None of this would have been possible if the JISC hadn’t funded the initial year long project in 2006. Thank you JISC. This saw us working with Cornell University Library (Nancy Mc Govern and Ann Kenney), ULCC, King’s College (Simon Tanner), the DPC (Wiliam Kilbride and Maggie Jones) and the Archaeology Data Service (ADS) (Jen Mitcham). In particular Nancy McGovern and Anne Kenney’s models are invaluable for introducing digital preservation. Thanks all.

Thanks also to those at ULCC past and present: Kevin Ashley, Richard Davis, all the team at ULCC for being great and amazing through the highs and lows (hardly any of course) of digital preservation: Silvia Arango Docio, Rory McNicholl, Jose Martin and Kate Bradford without whose trojan work we would have been lost. Also big thanks to Graciano Soares who showed us that by working well with students we can get so much more from the course and make it lots of fun and truly engaging.
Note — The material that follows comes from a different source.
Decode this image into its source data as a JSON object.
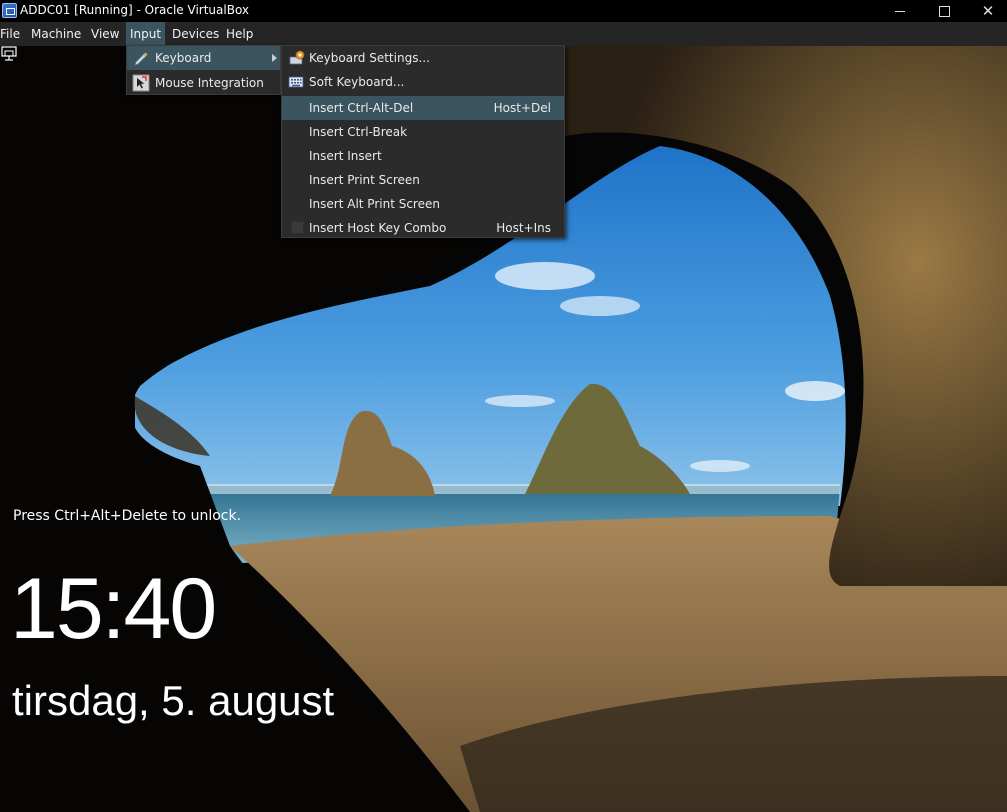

The joy of this course is so much about working with knowledgeable, diverse and interesting people and seeing lightbulb moments when something ‘clicks’. So thanks must also go to all the people who have attended and institutions who send their staff to us (and pay good money) since 2006. Thanks also to Frank Steiner and  Kienuwa Enobakhare for trying to get us to sell ourselves more! Thanks also to our Director Richard Maccabee for his support.

Big thanks to the DPC and their support of course.

Lastly I would like to dedicate my part of the prize to the librarians and archivists of Iraq, in particular Dr Saad Eskander who despite living and working in difficult situations we cannot begin to imagine, has recognised the vital importance of digital preservation. This has been been done in the context of many projects both big and small but crucially for their new digital library for all Iraqi people in the midst of a society in turmoil.

We hope  this makes up for the fact that we didn’t get to say this on the night. The list really could go on and I hope I haven’t forgotten anyone. We also hope that the message gets clearer to the unitiated of you reading this about the importance of safeguarding our digital memory and what is at stake if we don’t act. It is a paradigm shift, from being reactive to proactive about preserving our past, both personal and collective, call it a revolution if you will but a revolution it is.